Rafka menaikkan kedua alisnya. “ Aku hanya bercanda kepadamu, kamu jadi
langsung serius gitu.” Rafka menyentil hidung Annisa.
“ Auuww! Sakit tau!” Annisa mengusap lenbut hidung nya. “
Abang tau, saat Abang menunjukkan tatapan dingin seperti tadi ke Nisa. Nisa
takut jika Abang marah.” Ujar Annisa.
“ Oya, kenapa?” Tanya Rafka yang saat ini masih memeluk
tubuh Annisa.
“ Ya, karena wajah Abang terlihat begitu menyeramkan saat
menunjukkan ekspresi seperti itu! Hahahah.” Annisa melepaskan diri dari Rafka.

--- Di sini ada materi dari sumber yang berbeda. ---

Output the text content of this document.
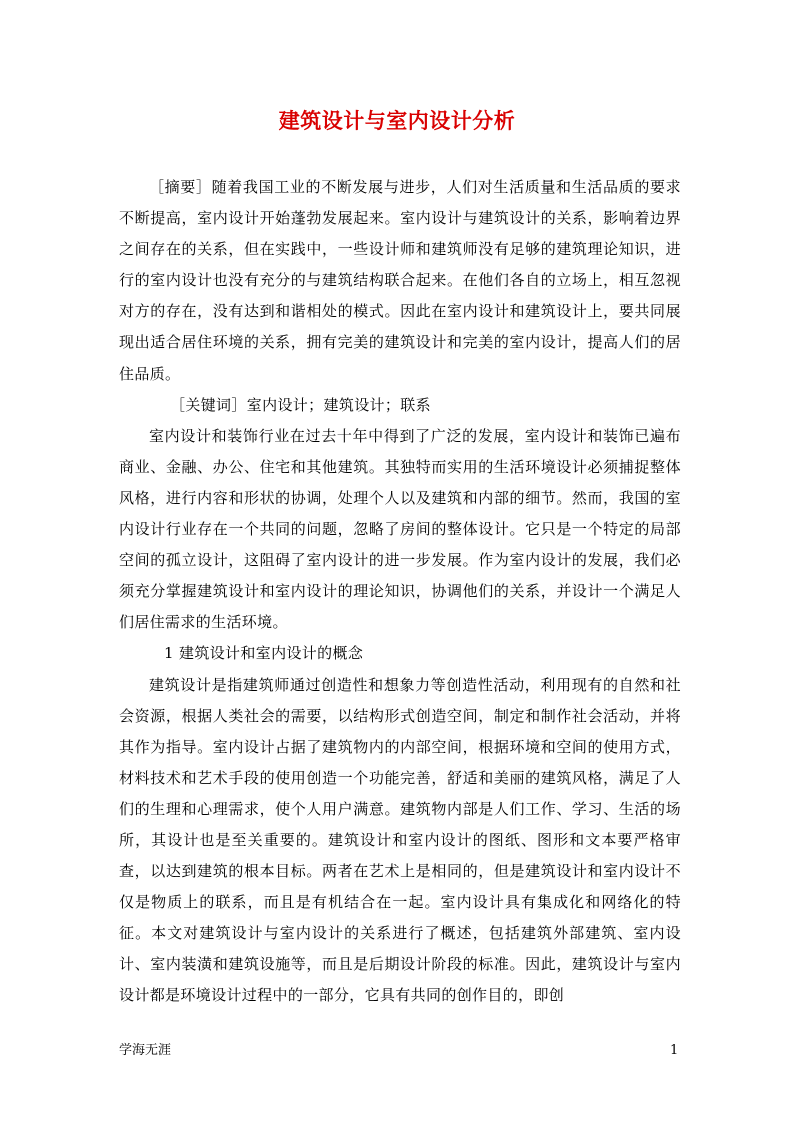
建筑设计与室内设计分析

［摘要］随着我国工业的不断发展与进步，人们对生活质量和生活品质的要求不断提高，室内设计开始蓬勃发展起来。室内设计与建筑设计的关系，影响着边界之间存在的关系，但在实践中，一些设计师和建筑师没有足够的建筑理论知识，进行的室内设计也没有充分的与建筑结构联合起来。在他们各自的立场上，相互忽视对方的存在，没有达到和谐相处的模式。因此在室内设计和建筑设计上，要共同展现出适合居住环境的关系，拥有完美的建筑设计和完美的室内设计，提高人们的居住品质。

［关键词］室内设计；建筑设计；联系

室内设计和装饰行业在过去十年中得到了广泛的发展，室内设计和装饰已遍布商业、金融、办公、住宅和其他建筑。其独特而实用的生活环境设计必须捕捉整体风格，进行内容和形状的协调，处理个人以及建筑和内部的细节。然而，我国的室内设计行业存在一个共同的问题，忽略了房间的整体设计。它只是一个特定的局部空间的孤立设计，这阻碍了室内设计的进一步发展。作为室内设计的发展，我们必须充分掌握建筑设计和室内设计的理论知识，协调他们的关系，并设计一个满足人们居住需求的生活环境。

1 建筑设计和室内设计的概念

建筑设计是指建筑师通过创造性和想象力等创造性活动，利用现有的自然和社会资源，根据人类社会的需要，以结构形式创造空间，制定和制作社会活动，并将其作为指导。室内设计占据了建筑物内的内部空间，根据环境和空间的使用方式，材料技术和艺术手段的使用创造一个功能完善，舒适和美丽的建筑风格，满足了人们的生理和心理需求，使个人用户满意。建筑物内部是人们工作、学习、生活的场所，其设计也是至关重要的。建筑设计和室内设计的图纸、图形和文本要严格审查，以达到建筑的根本目标。两者在艺术上是相同的，但是建筑设计和室内设计不仅是物质上的联系，而且是有机结合在一起。室内设计具有集成化和网络化的特征。本文对建筑设计与室内设计的关系进行了概述，包括建筑外部建筑、室内设计、室内装潢和建筑设施等，而且是后期设计阶段的标准。因此，建筑设计与室内设计都是环境设计过程中的一部分，它具有共同的创作目的，即创

学海无涯	1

Ia kemudian lari menuju kearah kamar mandi dan masuk kedalam nya.
Menyeramkan? Apakah
itu benar?
Guman Rafka.
Ia lalu berjalan menuju kearah cermin dan melihat memasang
tatapan dingin nya dan melihat sendiri ekspresi nya.
Apakah seperti ini
menyeramkan? Sepertinya tidak, aku merasa wajahku terlebih lebih keren dengan memasang
ekpresi wajah seperti ini.
Gumam nya seraya menatap dirinya sendiri dihadapan cermin.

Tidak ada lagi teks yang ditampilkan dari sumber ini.